There are multiple customers expected to ramp at varying times across jurisdictions, including China, Europe and the U.S. This particular purchase order was driven to provide a commitment to the two OEMs mentioned in our script, but it is far from limited to those two.
We'll take our next question from Anthony Stoss with Craig-Hallum.
Pretty close on the pronunciation. Donald, I wanted to hone in on the iND880. Can you share a range of the pipeline or the design wins you have? And do you think the iND880 solution might generate more revenue for you than radar in 2026?
We have been pleasantly surprised by the resonance of the iND880. We expected commercial value, but adoption took longer with some conservative customers who believed they could source memory, which turned out not to be the case. We are seeing pipeline opportunities in the tens of millions of dollars per year in annual revenue, and interest is moving very quickly because memories are difficult to source and, when available, command very high prices. It is possible that the iND880 could exceed radar revenue this year due to these dynamics.
In your prepared remarks and press release, you mentioned drones. Would the same iND880 be going into those? Or what kind of indie solutions would be going into many of these drones you referenced?
We have several activities ongoing. The iND880 is being considered for drones, and there is a derivative with additional functionality, including an AI processor, that may also be used. Partners are evaluating LiDAR processors, and through our automotive Tier 1 customers we are seeing demand for radars on such platforms as well. There is a high level of content potential, the market is moving quickly, and ASPs are attractive.
We'll take our next question from Jon Tanwanteng with CJS Securities.
Last quarter, you had some headwinds in the Wuxi business. Can you talk more about the underlying trends there and how they're developing?

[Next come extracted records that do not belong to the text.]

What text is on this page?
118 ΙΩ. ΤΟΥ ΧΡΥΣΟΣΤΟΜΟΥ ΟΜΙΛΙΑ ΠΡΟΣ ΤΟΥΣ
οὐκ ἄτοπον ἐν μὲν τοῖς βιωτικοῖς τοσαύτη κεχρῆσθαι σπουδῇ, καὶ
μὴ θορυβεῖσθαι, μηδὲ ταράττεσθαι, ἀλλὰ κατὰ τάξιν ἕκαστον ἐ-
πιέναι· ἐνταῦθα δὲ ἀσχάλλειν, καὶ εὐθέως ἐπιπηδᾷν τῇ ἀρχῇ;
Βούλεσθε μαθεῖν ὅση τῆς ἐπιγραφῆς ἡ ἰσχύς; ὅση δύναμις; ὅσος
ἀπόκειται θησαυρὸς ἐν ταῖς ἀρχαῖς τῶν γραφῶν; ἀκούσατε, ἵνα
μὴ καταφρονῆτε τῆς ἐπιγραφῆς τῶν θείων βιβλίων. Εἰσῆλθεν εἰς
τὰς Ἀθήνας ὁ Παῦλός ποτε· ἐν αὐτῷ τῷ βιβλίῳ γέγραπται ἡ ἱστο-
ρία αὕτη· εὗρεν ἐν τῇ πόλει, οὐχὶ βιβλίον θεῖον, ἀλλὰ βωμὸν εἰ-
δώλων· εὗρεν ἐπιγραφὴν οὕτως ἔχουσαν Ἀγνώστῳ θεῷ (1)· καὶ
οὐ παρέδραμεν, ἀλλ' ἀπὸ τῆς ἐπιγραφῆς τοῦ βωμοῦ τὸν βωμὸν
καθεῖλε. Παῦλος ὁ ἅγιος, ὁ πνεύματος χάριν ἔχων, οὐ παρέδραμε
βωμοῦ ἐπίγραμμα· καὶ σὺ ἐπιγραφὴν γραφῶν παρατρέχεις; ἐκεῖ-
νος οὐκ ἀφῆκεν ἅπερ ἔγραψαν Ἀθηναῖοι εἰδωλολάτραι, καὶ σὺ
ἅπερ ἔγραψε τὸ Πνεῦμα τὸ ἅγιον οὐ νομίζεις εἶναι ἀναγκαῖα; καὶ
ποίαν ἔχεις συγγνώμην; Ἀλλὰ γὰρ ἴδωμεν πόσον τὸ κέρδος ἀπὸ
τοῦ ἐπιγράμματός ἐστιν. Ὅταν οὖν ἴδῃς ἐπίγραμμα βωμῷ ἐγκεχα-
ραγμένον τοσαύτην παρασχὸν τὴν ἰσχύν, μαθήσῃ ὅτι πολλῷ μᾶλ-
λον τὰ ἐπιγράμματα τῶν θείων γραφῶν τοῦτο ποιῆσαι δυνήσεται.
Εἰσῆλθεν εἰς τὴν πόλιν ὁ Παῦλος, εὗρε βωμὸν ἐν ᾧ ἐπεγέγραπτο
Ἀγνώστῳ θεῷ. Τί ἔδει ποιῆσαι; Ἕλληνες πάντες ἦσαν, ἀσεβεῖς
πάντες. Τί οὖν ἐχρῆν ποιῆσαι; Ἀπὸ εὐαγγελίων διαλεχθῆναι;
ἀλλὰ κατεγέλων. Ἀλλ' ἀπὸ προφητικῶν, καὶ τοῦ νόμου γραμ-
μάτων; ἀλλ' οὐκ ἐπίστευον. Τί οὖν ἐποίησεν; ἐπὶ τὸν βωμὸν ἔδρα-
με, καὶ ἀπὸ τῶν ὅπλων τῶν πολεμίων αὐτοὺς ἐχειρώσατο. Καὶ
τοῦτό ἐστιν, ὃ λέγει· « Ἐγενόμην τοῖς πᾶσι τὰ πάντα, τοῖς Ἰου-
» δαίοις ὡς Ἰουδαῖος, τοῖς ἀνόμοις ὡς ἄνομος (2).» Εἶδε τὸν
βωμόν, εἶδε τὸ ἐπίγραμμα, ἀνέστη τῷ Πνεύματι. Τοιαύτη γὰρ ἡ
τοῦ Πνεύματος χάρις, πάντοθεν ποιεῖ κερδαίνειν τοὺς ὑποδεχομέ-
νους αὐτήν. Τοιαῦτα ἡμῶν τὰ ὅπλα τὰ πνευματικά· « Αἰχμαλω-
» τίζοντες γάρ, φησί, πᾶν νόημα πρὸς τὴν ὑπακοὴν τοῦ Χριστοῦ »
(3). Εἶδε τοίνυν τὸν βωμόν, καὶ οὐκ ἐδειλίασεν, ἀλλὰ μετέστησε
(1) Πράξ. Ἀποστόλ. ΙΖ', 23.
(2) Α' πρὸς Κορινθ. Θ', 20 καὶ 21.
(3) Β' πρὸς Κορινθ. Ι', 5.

There were headwinds in the China market, particularly at the lower end of the electric vehicle market, driven by a change in Chinese government subsidy policy, which impacted Q1. As we highlighted last quarter and reiterated here, we expect a bounce back in the next quarter. Generally in the China market, we see some unit headwinds, but content per vehicle is increasing significantly, which we believe will offset unit weakness. We are seeing strength in our vision portfolio in China at the moment.
Thank you. There are no further questions on the line at this time. I'll turn the meeting back over to Donald.
Thanks everybody. Thank you for your time and looking forward to seeing you at the investor conferences over the course of the quarter.
This brings us to the end of today's meeting. We appreciate your time and participation. You may now disconnect.